Investing in Spain
Tax rules, best brokers, and ETF considerations for Spain
Tax System
Progressive Capital Gains Tax + Modelo 720 Reporting
Capital gains: 19% (first €6,000) / 21% (€6,000–€50,000) / 23% (€50,000–€200,000) / 27% (>€200,000)
Key Rule
Modelo 720 Foreign Asset Declaration
Dividends: Same progressive rates as capital gains
Modelo 720 Foreign Asset Declaration Explained
Spain applies a progressive capital gains tax ranging from 19% to 27%. All investment income (gains and dividends) is taxed at these rates. Spain is notable for the Modelo 720 — an annual declaration of foreign assets. If you hold more than €50,000 in foreign financial accounts, you must file Modelo 720 by March 31st each year. Failure to file carries significant penalties. This reporting requirement makes using a Spanish broker simpler, though the choice is more limited. Spain does not offer a tax-sheltered investment account equivalent to the Dutch ISK, German Sparplan benefits, or French PEA.
Best Brokers for Spain
How to File Your Investment Taxes
Capital gains are declared via IRPF (Renta) annual tax return
Progressive rates: 19% on first €6K, 21% on €6K–€50K, 23% on €50K–€200K, 27% above €200K
If foreign accounts exceed €50,000, file Modelo 720 by March 31st
Spanish brokers provide a certificado fiscal for tax declaration
Capital losses can offset gains in the same year and carry forward for 4 years
Tips for Spain Investors
Keep foreign account balances below €50,000 to avoid Modelo 720 complexity, or use a Spanish broker
Accumulating ETFs defer taxation — you only pay when you sell
Tax-loss harvesting is effective in Spain — sell losing positions to offset gains
Trade Republic is gaining traction in Spain for its simplicity and automatic tax documentation
Watch Out For
Modelo 720 penalties for late/incorrect filing can be severe — take this seriously
Spain has no tax-sheltered investment account — all gains are taxed at progressive rates
The 27% top rate on gains above €200K is among the highest in Europe
ETF Considerations for Spain
Spanish investors benefit from accumulating ETFs to defer taxation. VWCE is the standard single-fund choice. The progressive tax rates mean keeping total annual gains low (through buy-and-hold) is more tax-efficient than frequent trading. Ireland-domiciled UCITS ETFs benefit from the Ireland-Spain tax treaty.
Spain Investing FAQ
Spain applies a progressive capital gains tax ranging from 19% to 27%. All investment income (gains and dividends) is taxed at these rates. Spain is notable for the Modelo 720 — an annual declaration of foreign assets. If you hold more than €50,000 in foreign financial accounts, you must file Modelo 720 by March 31st each year. Failure to file carries significant penalties. This reporting requirement makes using a Spanish broker simpler, though the choice is more limited. Spain does not offer a tax-sheltered investment account equivalent to the Dutch ISK, German Sparplan benefits, or French PEA.

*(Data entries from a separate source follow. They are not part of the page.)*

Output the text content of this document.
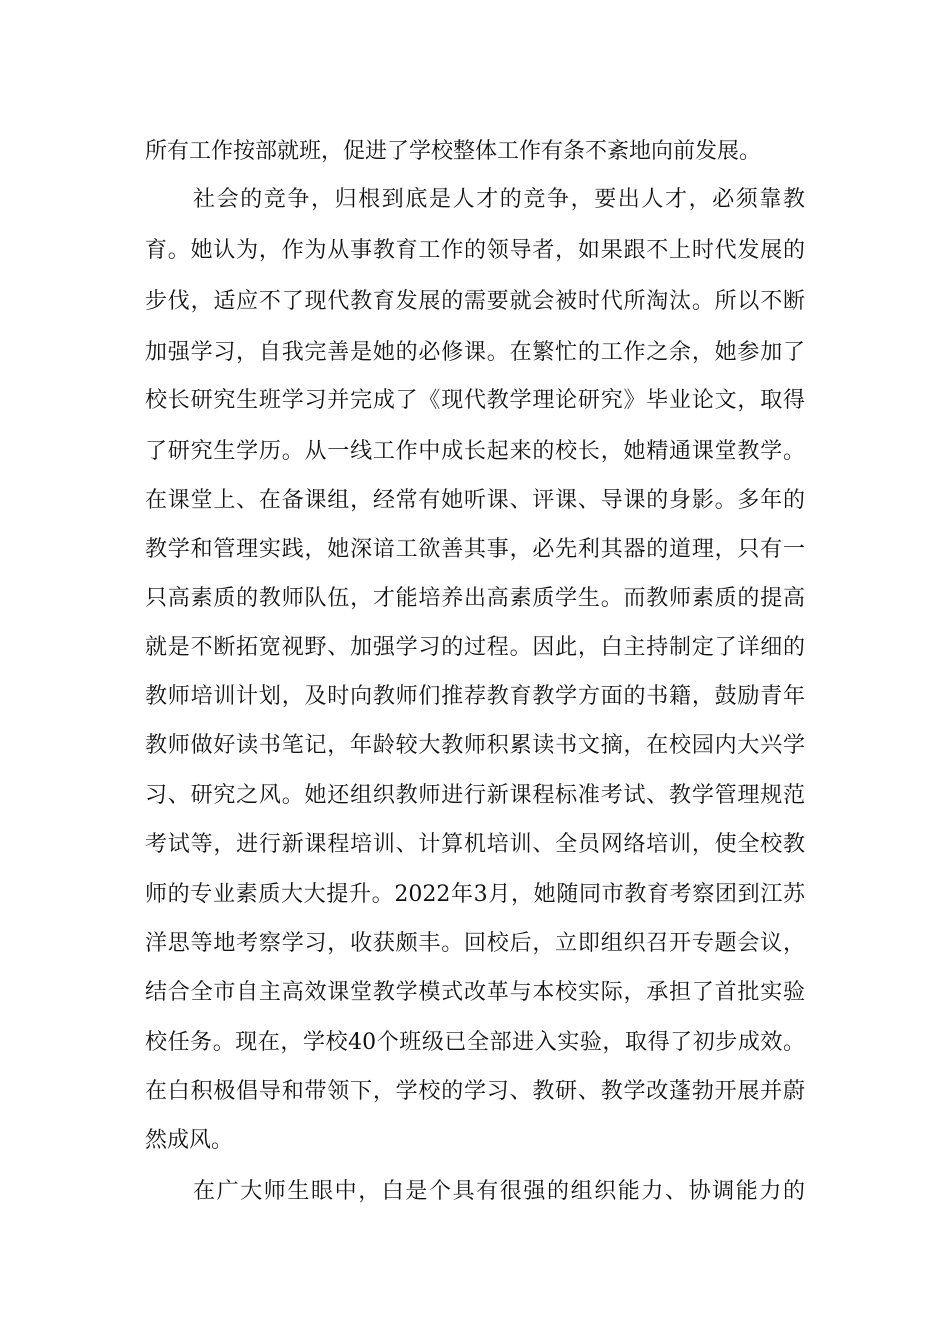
所有工作按部就班，促进了学校整体工作有条不紊地向前发展。
社会的竞争，归根到底是人才的竞争，要出人才，必须靠教
育。她认为，作为从事教育工作的领导者，如果跟不上时代发展的
步伐，适应不了现代教育发展的需要就会被时代所淘汰。所以不断
加强学习，自我完善是她的必修课。在繁忙的工作之余，她参加了
校长研究生班学习并完成了《现代教学理论研究》毕业论文，取得
了研究生学历。从一线工作中成长起来的校长，她精通课堂教学。
在课堂上、在备课组，经常有她听课、评课、导课的身影。多年的
教学和管理实践，她深谙工欲善其事，必先利其器的道理，只有一
只高素质的教师队伍，才能培养出高素质学生。而教师素质的提高
就是不断拓宽视野、加强学习的过程。因此，白主持制定了详细的
教师培训计划，及时向教师们推荐教育教学方面的书籍，鼓励青年
教师做好读书笔记，年龄较大教师积累读书文摘，在校园内大兴学
习、研究之风。她还组织教师进行新课程标准考试、教学管理规范
考试等，进行新课程培训、计算机培训、全员网络培训，使全校教
师的专业素质大大提升。2022年3月，她随同市教育考察团到江苏
洋思等地考察学习，收获颇丰。回校后，立即组织召开专题会议，
结合全市自主高效课堂教学模式改革与本校实际，承担了首批实验
校任务。现在，学校40个班级已全部进入实验，取得了初步成效。
在白积极倡导和带领下，学校的学习、教研、教学改蓬勃开展并蔚
然成风。
在广大师生眼中，白是个具有很强的组织能力、协调能力的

Our top recommendation is Trade Republic: Expanding in Spain, low cost, automatic tax certificate. Alternatives include DEGIRO and Interactive Brokers.
Spanish investors benefit from accumulating ETFs to defer taxation. VWCE is the standard single-fund choice. The progressive tax rates mean keeping total annual gains low (through buy-and-hold) is more tax-efficient than frequent trading. Ireland-domiciled UCITS ETFs benefit from the Ireland-Spain tax treaty.
Capital gains tax: 19% (first €6,000) / 21% (€6,000–€50,000) / 23% (€50,000–€200,000) / 27% (>€200,000). Dividend tax: Same progressive rates as capital gains.